Parents of multiples often joke that the parenting rules go out the window with each subsequent kid, but if you’ve just welcomed your first kid, it can seem impossible to imagine how that could be. After all, welcoming a brand new baby is undoubtedly the most life-altering thing that could happen to a person, and there’s no playbook for how to do any of it.
Cookbook author (and mom of three boys) Caroline Chambers recently asked some of her fellow mom friends their tips for raising your first kid as if it’s your third kid, with the same earned wisdom and confidence that comes only with time and experience. These women all welcomed their third within weeks of each other, serving as an invaluable support system to each other as they navigated the transition from two to three. (Eek!)
Their thoughts might surprise you, especially if you’re in the stage of parenting one or two babies and you feel utterly exhausted and overwhelmed trying to “get it all right.” Spoiler alert: You’re human, therefore, you will make mistakes all the time. It’s normal, expected, and 100 percent okay.
“Leave the baby,” shares one of Chambers’ mom friends. “Go on a date. It’s good for all parties. Find a reliable babysitter early on that makes you feel comfortable and try to book them as much as possible. You will find yourself skipping out the door.”
“Your husband isn’t the enemy,” adds another. “The baby is the enemy.” (So true!)
No matter what hellish scenario you’re facing, whether it be a sick baby, a series of sleepless nights, seemingly endless temper tantrums, Chambers’ pal sticks by the tried-and-true adage of “this too shall pass.” And we promise, it will!
“Don’t save the chores for naptime,” suggests another. “Kids weirdly love watching you vacuum or playing with the suds while you wash dishes or chop things. Remember they think you and everything you do is magic.”

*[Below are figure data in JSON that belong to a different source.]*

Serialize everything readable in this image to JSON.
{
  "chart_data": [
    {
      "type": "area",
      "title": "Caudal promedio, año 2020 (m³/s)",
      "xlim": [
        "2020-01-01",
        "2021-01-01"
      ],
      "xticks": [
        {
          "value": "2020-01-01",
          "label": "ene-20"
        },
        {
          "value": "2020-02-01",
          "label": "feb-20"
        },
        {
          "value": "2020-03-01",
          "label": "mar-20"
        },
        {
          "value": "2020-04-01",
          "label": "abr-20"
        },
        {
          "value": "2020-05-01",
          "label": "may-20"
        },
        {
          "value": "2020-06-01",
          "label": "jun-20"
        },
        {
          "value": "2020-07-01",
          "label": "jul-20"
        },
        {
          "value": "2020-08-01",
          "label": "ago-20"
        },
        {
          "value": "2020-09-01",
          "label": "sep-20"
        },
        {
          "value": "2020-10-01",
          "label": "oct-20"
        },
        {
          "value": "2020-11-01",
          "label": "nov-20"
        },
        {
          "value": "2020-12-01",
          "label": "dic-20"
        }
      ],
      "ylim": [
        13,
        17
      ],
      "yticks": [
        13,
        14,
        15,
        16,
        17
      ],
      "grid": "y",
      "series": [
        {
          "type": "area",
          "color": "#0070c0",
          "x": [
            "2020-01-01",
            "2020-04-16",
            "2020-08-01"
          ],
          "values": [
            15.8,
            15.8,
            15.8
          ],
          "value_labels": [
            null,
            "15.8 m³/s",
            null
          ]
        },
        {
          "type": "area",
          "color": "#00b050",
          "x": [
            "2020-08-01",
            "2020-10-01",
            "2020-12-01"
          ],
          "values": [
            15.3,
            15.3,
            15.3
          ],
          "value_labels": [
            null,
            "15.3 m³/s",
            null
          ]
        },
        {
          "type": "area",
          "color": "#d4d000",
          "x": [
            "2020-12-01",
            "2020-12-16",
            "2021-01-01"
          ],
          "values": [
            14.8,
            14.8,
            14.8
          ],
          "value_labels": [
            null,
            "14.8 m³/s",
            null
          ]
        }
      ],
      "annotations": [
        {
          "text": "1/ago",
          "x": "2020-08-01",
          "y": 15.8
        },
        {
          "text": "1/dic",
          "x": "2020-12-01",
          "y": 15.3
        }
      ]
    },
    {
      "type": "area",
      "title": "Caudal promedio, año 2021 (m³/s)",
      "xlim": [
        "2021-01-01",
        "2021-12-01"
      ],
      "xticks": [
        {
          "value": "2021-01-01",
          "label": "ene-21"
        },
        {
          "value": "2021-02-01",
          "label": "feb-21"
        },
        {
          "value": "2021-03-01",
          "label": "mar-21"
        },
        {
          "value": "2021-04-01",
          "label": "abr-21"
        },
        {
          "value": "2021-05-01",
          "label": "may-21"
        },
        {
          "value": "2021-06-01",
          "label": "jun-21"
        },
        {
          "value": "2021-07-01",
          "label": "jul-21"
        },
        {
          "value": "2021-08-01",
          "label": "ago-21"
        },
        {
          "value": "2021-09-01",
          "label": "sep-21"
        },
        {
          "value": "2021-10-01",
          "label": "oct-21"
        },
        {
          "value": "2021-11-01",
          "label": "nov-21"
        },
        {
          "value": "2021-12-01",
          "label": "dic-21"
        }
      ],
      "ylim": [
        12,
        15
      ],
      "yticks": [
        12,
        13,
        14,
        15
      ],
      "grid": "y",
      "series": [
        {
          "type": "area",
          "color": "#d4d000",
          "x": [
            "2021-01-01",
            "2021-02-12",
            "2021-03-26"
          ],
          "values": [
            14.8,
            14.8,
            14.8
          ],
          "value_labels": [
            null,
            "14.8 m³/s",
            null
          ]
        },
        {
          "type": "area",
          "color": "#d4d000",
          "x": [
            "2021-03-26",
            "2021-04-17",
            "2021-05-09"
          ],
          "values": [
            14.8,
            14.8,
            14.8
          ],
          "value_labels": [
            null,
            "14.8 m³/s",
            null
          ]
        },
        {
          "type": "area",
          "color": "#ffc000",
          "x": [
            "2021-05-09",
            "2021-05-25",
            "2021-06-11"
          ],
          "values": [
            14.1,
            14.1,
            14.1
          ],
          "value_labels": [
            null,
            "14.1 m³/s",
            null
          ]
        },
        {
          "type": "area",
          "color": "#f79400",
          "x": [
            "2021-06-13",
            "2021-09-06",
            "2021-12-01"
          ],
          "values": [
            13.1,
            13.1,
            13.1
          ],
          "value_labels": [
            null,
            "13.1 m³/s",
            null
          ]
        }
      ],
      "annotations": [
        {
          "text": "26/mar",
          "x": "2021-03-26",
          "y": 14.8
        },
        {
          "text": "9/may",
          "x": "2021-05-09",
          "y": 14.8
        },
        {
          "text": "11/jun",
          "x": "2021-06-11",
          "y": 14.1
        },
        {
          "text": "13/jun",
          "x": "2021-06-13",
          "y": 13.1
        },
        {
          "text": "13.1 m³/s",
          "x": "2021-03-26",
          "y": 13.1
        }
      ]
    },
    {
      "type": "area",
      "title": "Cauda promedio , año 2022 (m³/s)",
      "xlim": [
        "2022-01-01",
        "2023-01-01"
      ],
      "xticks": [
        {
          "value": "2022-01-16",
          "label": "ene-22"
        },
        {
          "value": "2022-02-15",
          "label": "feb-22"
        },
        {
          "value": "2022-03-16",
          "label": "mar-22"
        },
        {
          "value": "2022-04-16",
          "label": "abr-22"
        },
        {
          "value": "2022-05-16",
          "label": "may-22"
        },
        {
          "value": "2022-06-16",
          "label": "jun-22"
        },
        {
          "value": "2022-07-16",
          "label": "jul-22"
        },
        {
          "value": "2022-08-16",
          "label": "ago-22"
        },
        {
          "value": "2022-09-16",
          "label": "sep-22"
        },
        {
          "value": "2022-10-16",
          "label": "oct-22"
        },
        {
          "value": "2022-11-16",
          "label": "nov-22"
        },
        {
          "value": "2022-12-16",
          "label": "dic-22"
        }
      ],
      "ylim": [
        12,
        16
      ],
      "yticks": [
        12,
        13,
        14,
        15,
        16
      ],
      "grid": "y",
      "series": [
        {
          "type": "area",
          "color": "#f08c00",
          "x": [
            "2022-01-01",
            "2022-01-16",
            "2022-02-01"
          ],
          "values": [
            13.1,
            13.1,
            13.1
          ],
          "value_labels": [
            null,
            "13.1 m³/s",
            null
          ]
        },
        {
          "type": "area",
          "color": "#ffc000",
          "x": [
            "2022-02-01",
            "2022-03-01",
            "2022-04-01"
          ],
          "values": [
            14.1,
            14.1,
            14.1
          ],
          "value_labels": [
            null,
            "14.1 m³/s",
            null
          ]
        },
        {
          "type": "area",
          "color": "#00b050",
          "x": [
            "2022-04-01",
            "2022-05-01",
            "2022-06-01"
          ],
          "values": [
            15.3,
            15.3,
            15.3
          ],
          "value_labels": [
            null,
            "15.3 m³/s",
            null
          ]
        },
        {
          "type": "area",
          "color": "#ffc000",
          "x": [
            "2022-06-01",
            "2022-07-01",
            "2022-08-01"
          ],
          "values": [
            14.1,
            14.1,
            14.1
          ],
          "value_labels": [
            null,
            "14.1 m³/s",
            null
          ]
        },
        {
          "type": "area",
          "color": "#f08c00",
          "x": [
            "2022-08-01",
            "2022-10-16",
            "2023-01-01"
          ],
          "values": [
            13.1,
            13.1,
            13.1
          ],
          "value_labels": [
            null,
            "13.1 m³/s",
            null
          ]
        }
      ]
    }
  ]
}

“Put on your oxygen mask first,” says one. “You can’t take care of your baby if you don’t take care of yourself! Take a shower. Eat delicious meals with lots of greens and proteins. If you feel sad, call your OB and tell her about those feelings. If your jeans don’t fit, go buy bigger jeans that look amazing on you. Get a blowout. Go get lunch or dinner by yourself and read your book with a glass of wine.”

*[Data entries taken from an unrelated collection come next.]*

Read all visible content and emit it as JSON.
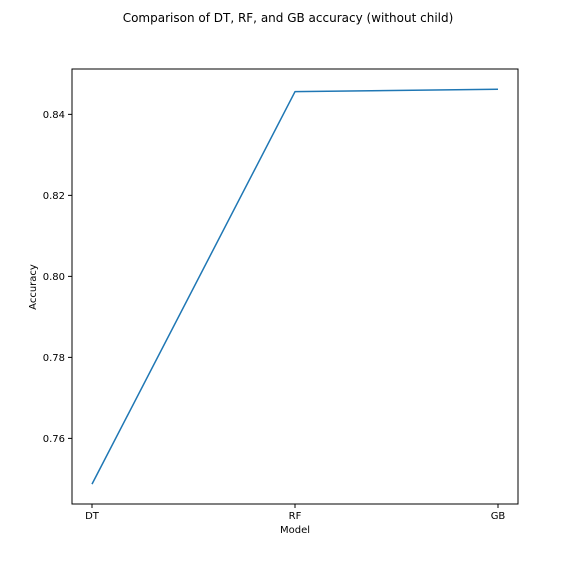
{
  "chart_data": {
    "type": "line",
    "title": "Comparison of DT, RF, and GB accuracy (without child)",
    "xlabel": "Model",
    "ylabel": "Accuracy",
    "categories": [
      "DT",
      "RF",
      "GB"
    ],
    "series": [
      {
        "values": [
          0.7487,
          0.8456,
          0.8462
        ],
        "color": "#1f77b4"
      }
    ],
    "yticks": [
      "0.76",
      "0.78",
      "0.80",
      "0.82",
      "0.84"
    ],
    "ylim": [
      0.7438,
      0.8512
    ],
    "grid": false,
    "legend": "none"
  }
}
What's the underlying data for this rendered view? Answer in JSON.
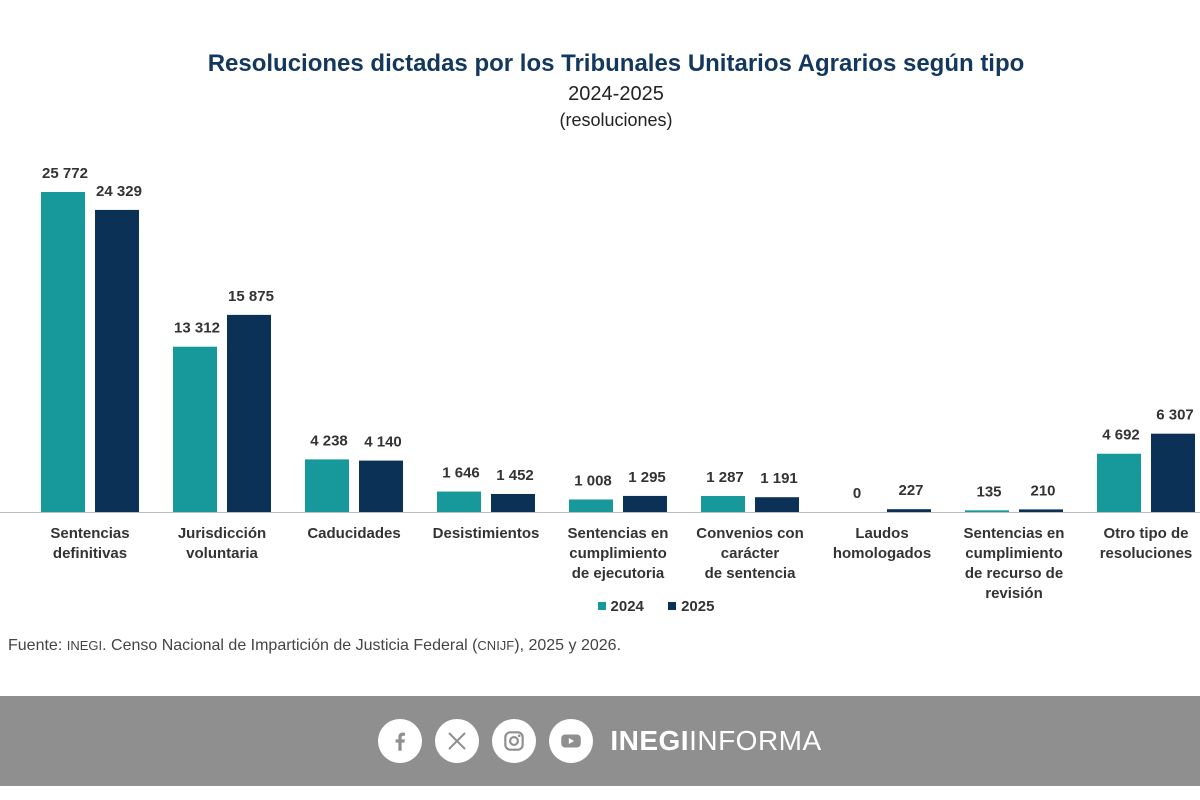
{
  "header": {
    "title": "Resoluciones dictadas por los Tribunales Unitarios Agrarios según tipo",
    "subtitle": "2024-2025",
    "unit": "(resoluciones)"
  },
  "chart_data": {
    "type": "bar",
    "title": "Resoluciones dictadas por los Tribunales Unitarios Agrarios según tipo",
    "subtitle": "2024-2025",
    "ylabel": "(resoluciones)",
    "ylim": [
      0,
      26000
    ],
    "grid": false,
    "legend": "bottom",
    "categories": [
      [
        "Sentencias",
        "definitivas"
      ],
      [
        "Jurisdicción",
        "voluntaria"
      ],
      [
        "Caducidades"
      ],
      [
        "Desistimientos"
      ],
      [
        "Sentencias en",
        "cumplimiento",
        "de ejecutoria"
      ],
      [
        "Convenios con",
        "carácter",
        "de sentencia"
      ],
      [
        "Laudos",
        "homologados"
      ],
      [
        "Sentencias en",
        "cumplimiento",
        "de recurso de",
        "revisión"
      ],
      [
        "Otro tipo de",
        "resoluciones"
      ]
    ],
    "series": [
      {
        "name": "2024",
        "color": "#17999b",
        "values": [
          25772,
          13312,
          4238,
          1646,
          1008,
          1287,
          0,
          135,
          4692
        ],
        "labels": [
          "25 772",
          "13 312",
          "4 238",
          "1 646",
          "1 008",
          "1 287",
          "0",
          "135",
          "4 692"
        ]
      },
      {
        "name": "2025",
        "color": "#0c3157",
        "values": [
          24329,
          15875,
          4140,
          1452,
          1295,
          1191,
          227,
          210,
          6307
        ],
        "labels": [
          "24 329",
          "15 875",
          "4 140",
          "1 452",
          "1 295",
          "1 191",
          "227",
          "210",
          "6 307"
        ]
      }
    ]
  },
  "source": {
    "prefix": "Fuente:",
    "inegi": "INEGI",
    "text1": ". Censo Nacional de Impartición de Justicia Federal (",
    "cnijf": "CNIJF",
    "text2": "), 2025 y 2026."
  },
  "footer": {
    "brand_bold": "INEGI",
    "brand_light": "INFORMA",
    "icons": [
      "facebook-icon",
      "x-icon",
      "instagram-icon",
      "youtube-icon"
    ]
  }
}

“The four b’s of a bedtime routine (bath, boob/bottle, book, bed) don’t matter,” shares one. “Dunked in the bath once a week, they are FINE. Thriving!”

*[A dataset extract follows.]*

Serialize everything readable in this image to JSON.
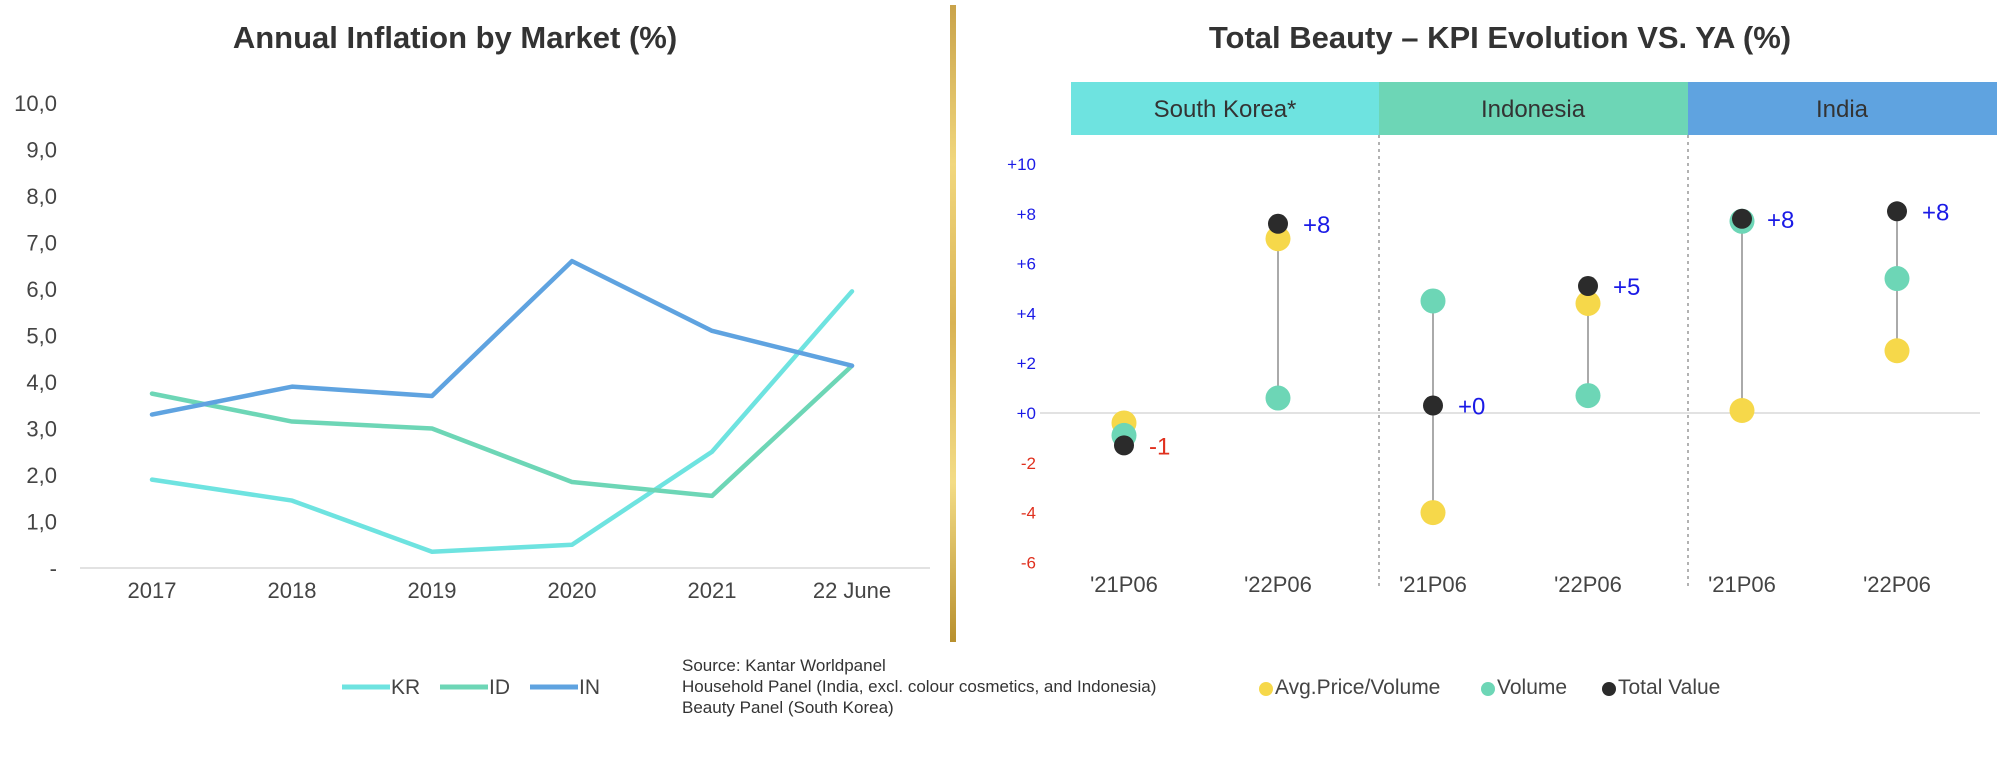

Lastly — and perhaps most importantly — laugh it off whenever possible. Yes, even if they poop all over everything or you forget the only toy that keeps them chill at home. As tough as it can be in those tiny moments when it feels like everything is falling apart, a little bit of laughter can provide some much-needed levity, helping you to navigate the ups and downs as if you’re a seasoned pro. In case no one’s told you today, you’ve got this, mama! You’re doing great.